Comparing the equation \[12a{x^2} + 6bx + 2c = 0\] with the standard form of a quadratic equation \[A{x^2} + Bx + C = 0\], we get
\[A = 12a\], \[B = 6b\], and \[C = 2c\]
Substituting \[A = 12a\], \[B = 6b\], and \[C = 2c\] in the formula for discriminant, we get
\[ \Rightarrow D = {\left( {6b} \right)^2} - 4\left( {12a} \right)\left( {2c} \right)\]
Simplifying the expression, we get
\[ \Rightarrow D = 36{b^2} - 96ac\]
Now, substituting \[A = 12a\], \[B = 6b\], and \[D = 36{b^2} - 96ac\] in the quadratic formula, we get
\[ \Rightarrow x = \dfrac{{ - 6b \pm \sqrt {36{b^2} - 96ac} }}{{2 \times 12a}}\]
Therefore, we get
\[\Rightarrow \sqrt {36{b^2} - 96ac} > 0\]
Squaring both sides, we get
\[ \Rightarrow 36{b^2} - 96ac > 0\]
Dividing both sides by 12, we get
$\Rightarrow \dfrac{{36{b^2} - 96ac}}{{12}} > \dfrac{0}{{12}} \\
\Rightarrow 3{b^2} - 8ac > 0 \\ $

Therefore, the condition for \[y = a{x^4} + b{x^3} + c{x^2} + dx + e\] to have points of inflection is \[3{b^2} - 8ac > 0\].

Note:
We simplified \[\dfrac{{dy}}{{dx}} = \dfrac{{d\left( {a{x^4} + b{x^3} + c{x^2} + dx + e} \right)}}{{dx}}\] to \[\dfrac{{dy}}{{dx}} = \dfrac{{d\left( {a{x^4}} \right)}}{{dx}} + \dfrac{{d\left( {b{x^3}} \right)}}{{dx}} + \dfrac{{d\left( {c{x^2}} \right)}}{{dx}} + \dfrac{{d\left( {dx} \right)}}{{dx}} + \dfrac{{d\left( e \right)}}{{dx}}\] and \[\dfrac{{{d^2}y}}{{d{x^2}}} = \dfrac{{d\left( {4a{x^3} + 3b{x^2} + 2cx + d} \right)}}{{dx}}\] to \[\dfrac{{{d^2}y}}{{d{x^2}}} = \dfrac{{d\left( {4a{x^3}} \right)}}{{dx}} + \dfrac{{d\left( {3b{x^2}} \right)}}{{dx}} + \dfrac{{d\left( {2cx} \right)}}{{dx}} + \dfrac{{d\left( d \right)}}{{dx}}\]. This is because the right hand side is a derivative of the sum of functions.
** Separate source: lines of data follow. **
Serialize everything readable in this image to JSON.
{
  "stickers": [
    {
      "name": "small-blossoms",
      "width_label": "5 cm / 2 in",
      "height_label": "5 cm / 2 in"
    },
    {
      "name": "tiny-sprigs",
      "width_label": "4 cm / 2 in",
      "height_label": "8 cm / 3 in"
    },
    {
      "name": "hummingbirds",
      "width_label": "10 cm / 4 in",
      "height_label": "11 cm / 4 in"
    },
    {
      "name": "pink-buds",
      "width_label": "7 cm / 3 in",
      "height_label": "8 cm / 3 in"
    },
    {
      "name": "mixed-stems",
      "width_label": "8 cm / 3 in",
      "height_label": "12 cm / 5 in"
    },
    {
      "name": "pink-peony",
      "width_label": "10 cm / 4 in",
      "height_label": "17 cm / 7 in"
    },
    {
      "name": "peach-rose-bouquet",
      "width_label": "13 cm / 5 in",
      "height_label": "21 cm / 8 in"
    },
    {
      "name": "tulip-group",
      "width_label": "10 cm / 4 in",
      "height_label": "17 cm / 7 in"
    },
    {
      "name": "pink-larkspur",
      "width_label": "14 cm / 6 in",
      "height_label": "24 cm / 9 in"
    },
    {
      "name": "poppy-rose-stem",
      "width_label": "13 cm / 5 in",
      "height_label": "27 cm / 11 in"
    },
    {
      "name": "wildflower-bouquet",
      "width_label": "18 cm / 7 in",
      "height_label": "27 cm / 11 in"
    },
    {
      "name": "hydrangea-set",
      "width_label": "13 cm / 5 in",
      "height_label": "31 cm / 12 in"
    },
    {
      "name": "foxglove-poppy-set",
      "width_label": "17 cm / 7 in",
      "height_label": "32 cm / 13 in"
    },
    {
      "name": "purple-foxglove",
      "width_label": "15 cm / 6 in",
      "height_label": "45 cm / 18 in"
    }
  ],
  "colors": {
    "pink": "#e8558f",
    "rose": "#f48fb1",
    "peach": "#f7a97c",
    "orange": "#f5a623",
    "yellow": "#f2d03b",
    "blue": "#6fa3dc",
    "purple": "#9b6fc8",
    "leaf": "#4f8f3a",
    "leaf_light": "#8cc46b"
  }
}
The derivative of the sum of two functions is the sum of the derivatives of the two functions, that is \[\dfrac{{d\left[ {f\left( x \right) + g\left( x \right)} \right]}}{{dx}} = \dfrac{{d\left[ {f\left( x \right)} \right]}}{{dx}} + \dfrac{{d\left[ {g\left( x \right)} \right]}}{{dx}}\].